Arrivée dimanche à Dadaab, elle faisait la file avec ses cinq petits-enfants devant le centre d'accueil du camp Ifo hier matin à l'aube. Elle s'inquiétait pour le petit Mohamed Ali, 3 ans, et la petite Daynabo, une fillette de 6 ans aux yeux tristes. Vêtus de haillons, les deux gamins n'ont plus que la peau sur les os.

Hier, Fatima Ido n'était accompagnée que des femmes de sa famille. Les hommes du clan, ne pouvant se payer le voyage en véhicule, marcheront près de deux semaines pour les rejoindre.

Après des heures d'attente, hier, l'aïeule et les siens ont été auscultés par un médecin, ont reçu des rations de nourriture et d'eau, mais ont aussi appris qu'ils devront patienter avant d'être admis officiellement dans l'un des camps.

Débordé, le Haut-Commis-sariat des Nations unies pour les réfugiés (HCR) - qui gère les camps avec l'aide d'une myriade d'organismes humanitaires, dont Care, Médecins sans frontières, Oxfam et Aide à l'enfance - ne sait plus où donner de la tête. Certains des nouveaux réfugiés, rencontrés en périphérie des camps, affirment attendre depuis plus de deux mois un toit digne de ce nom. En attendant, ils ont bâti de petites huttes rondes, avec des branches et des bouts de haillons.

Gros, débordé, loin

«C'est la situation de réfugiés la plus difficile du monde», résume un des porte-parole du HCR, Ron Redmond, en ajoutant que les organisations humanitaires font tout en leur pouvoir pour aménager de la place aux nouveaux arrivants. «Dadaab, c'est le plus gros camp de réfugiés géré par le HCR, c'est le plus congestionné et c'est aussi le plus reculé du monde», ajoute-t-il.

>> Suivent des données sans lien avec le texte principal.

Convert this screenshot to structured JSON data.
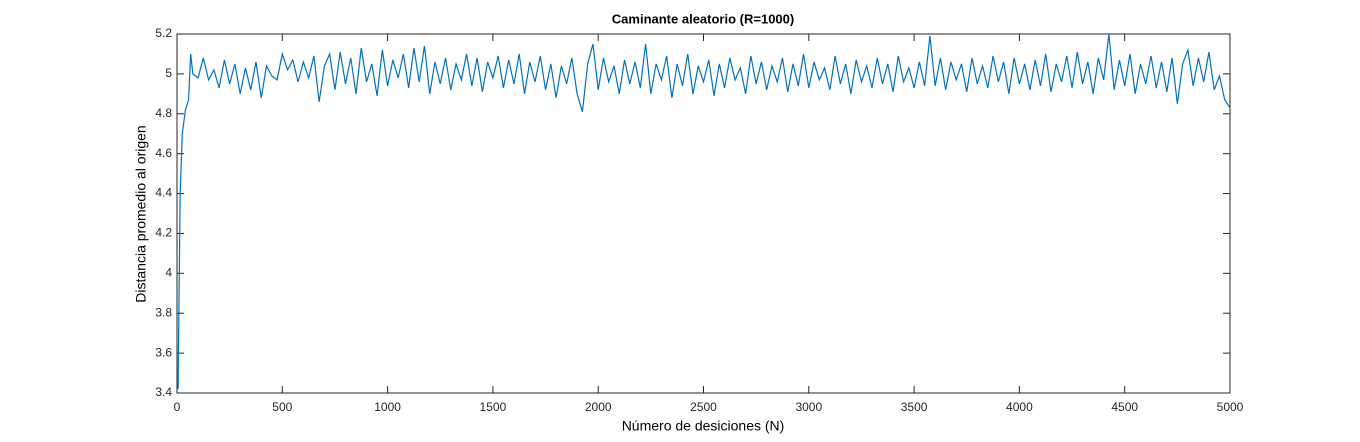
{
  "chart_data": {
    "type": "line",
    "title": "Caminante aleatorio (R=1000)",
    "x_label": "Número de desiciones (N)",
    "y_label": "Distancia promedio al origen",
    "xlim": [
      0,
      5000
    ],
    "ylim": [
      3.4,
      5.2
    ],
    "xticks": [
      0,
      500,
      1000,
      1500,
      2000,
      2500,
      3000,
      3500,
      4000,
      4500,
      5000
    ],
    "yticks": [
      3.4,
      3.6,
      3.8,
      4,
      4.2,
      4.4,
      4.6,
      4.8,
      5,
      5.2
    ],
    "grid": false,
    "x": [
      5,
      15,
      25,
      40,
      55,
      65,
      75,
      100,
      125,
      150,
      175,
      200,
      225,
      250,
      275,
      300,
      325,
      350,
      375,
      400,
      425,
      450,
      475,
      500,
      525,
      550,
      575,
      600,
      625,
      650,
      675,
      700,
      725,
      750,
      775,
      800,
      825,
      850,
      875,
      900,
      925,
      950,
      975,
      1000,
      1025,
      1050,
      1075,
      1100,
      1125,
      1150,
      1175,
      1200,
      1225,
      1250,
      1275,
      1300,
      1325,
      1350,
      1375,
      1400,
      1425,
      1450,
      1475,
      1500,
      1525,
      1550,
      1575,
      1600,
      1625,
      1650,
      1675,
      1700,
      1725,
      1750,
      1775,
      1800,
      1825,
      1850,
      1875,
      1900,
      1925,
      1950,
      1975,
      2000,
      2025,
      2050,
      2075,
      2100,
      2125,
      2150,
      2175,
      2200,
      2225,
      2250,
      2275,
      2300,
      2325,
      2350,
      2375,
      2400,
      2425,
      2450,
      2475,
      2500,
      2525,
      2550,
      2575,
      2600,
      2625,
      2650,
      2675,
      2700,
      2725,
      2750,
      2775,
      2800,
      2825,
      2850,
      2875,
      2900,
      2925,
      2950,
      2975,
      3000,
      3025,
      3050,
      3075,
      3100,
      3125,
      3150,
      3175,
      3200,
      3225,
      3250,
      3275,
      3300,
      3325,
      3350,
      3375,
      3400,
      3425,
      3450,
      3475,
      3500,
      3525,
      3550,
      3575,
      3600,
      3625,
      3650,
      3675,
      3700,
      3725,
      3750,
      3775,
      3800,
      3825,
      3850,
      3875,
      3900,
      3925,
      3950,
      3975,
      4000,
      4025,
      4050,
      4075,
      4100,
      4125,
      4150,
      4175,
      4200,
      4225,
      4250,
      4275,
      4300,
      4325,
      4350,
      4375,
      4400,
      4425,
      4450,
      4475,
      4500,
      4525,
      4550,
      4575,
      4600,
      4625,
      4650,
      4675,
      4700,
      4725,
      4750,
      4775,
      4800,
      4825,
      4850,
      4875,
      4900,
      4925,
      4950,
      4975,
      5000
    ],
    "series": [
      {
        "color": "#0072bd",
        "values": [
          3.42,
          4.4,
          4.7,
          4.82,
          4.87,
          5.1,
          5.0,
          4.98,
          5.08,
          4.97,
          5.02,
          4.93,
          5.07,
          4.95,
          5.05,
          4.9,
          5.03,
          4.92,
          5.06,
          4.88,
          5.04,
          4.99,
          4.97,
          5.1,
          5.02,
          5.07,
          4.96,
          5.06,
          4.98,
          5.09,
          4.86,
          5.04,
          5.1,
          4.92,
          5.11,
          4.95,
          5.08,
          4.9,
          5.13,
          4.96,
          5.05,
          4.89,
          5.12,
          4.94,
          5.07,
          4.98,
          5.1,
          4.93,
          5.13,
          4.96,
          5.14,
          4.9,
          5.06,
          4.95,
          5.08,
          4.92,
          5.05,
          4.97,
          5.1,
          4.94,
          5.08,
          4.91,
          5.06,
          4.98,
          5.09,
          4.93,
          5.07,
          4.95,
          5.1,
          4.9,
          5.06,
          4.96,
          5.09,
          4.92,
          5.05,
          4.88,
          5.04,
          4.95,
          5.08,
          4.9,
          4.81,
          5.05,
          5.15,
          4.92,
          5.08,
          4.96,
          5.04,
          4.9,
          5.07,
          4.95,
          5.06,
          4.93,
          5.15,
          4.9,
          5.05,
          4.97,
          5.09,
          4.88,
          5.05,
          4.94,
          5.1,
          4.9,
          5.04,
          4.96,
          5.07,
          4.89,
          5.05,
          4.93,
          5.08,
          4.97,
          5.03,
          4.9,
          5.09,
          4.95,
          5.06,
          4.92,
          5.04,
          4.96,
          5.08,
          4.91,
          5.05,
          4.94,
          5.1,
          4.93,
          5.06,
          4.97,
          5.03,
          4.92,
          5.09,
          4.95,
          5.05,
          4.9,
          5.07,
          4.96,
          5.04,
          4.93,
          5.08,
          4.95,
          5.05,
          4.91,
          5.09,
          4.96,
          5.03,
          4.93,
          5.06,
          4.94,
          5.19,
          4.94,
          5.08,
          4.92,
          5.06,
          4.97,
          5.05,
          4.91,
          5.08,
          4.95,
          5.04,
          4.93,
          5.09,
          4.96,
          5.06,
          4.9,
          5.08,
          4.95,
          5.05,
          4.92,
          5.07,
          4.94,
          5.1,
          4.91,
          5.05,
          4.96,
          5.09,
          4.93,
          5.11,
          4.95,
          5.06,
          4.9,
          5.08,
          4.97,
          5.2,
          4.92,
          5.07,
          4.94,
          5.1,
          4.9,
          5.05,
          4.95,
          5.09,
          4.93,
          5.06,
          4.91,
          5.08,
          4.85,
          5.05,
          5.12,
          4.94,
          5.08,
          4.96,
          5.11,
          4.92,
          4.99,
          4.87,
          4.83
        ]
      }
    ]
  }
}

Se rendre à Dadaab et y acheminer des denrées est d'ailleurs un sérieux casse-tête. Toutes les semaines, deux avions relient le camp de réfugiés à la capitale kenyane, Nairobi. La plupart des camions et des travailleurs humanitaires qui y débarquent font le voyage de sept heures par la route, dont les trois dernières en empruntant des chemins de sable et de roche qui sillonnent un paysage désertique. Des carcasses d'animaux morts, ayant succombé à la sécheresse, jonchent ce paysage lunaire.

Mais le voyage en 4X4, accompagné par des gardes armés, n'est rien comparé aux chemins de traverse que doivent emprunter les réfugiés qui, à coup de 1500 par jour, essaient de sauver leur vie en mettant le cap sur Dadaab.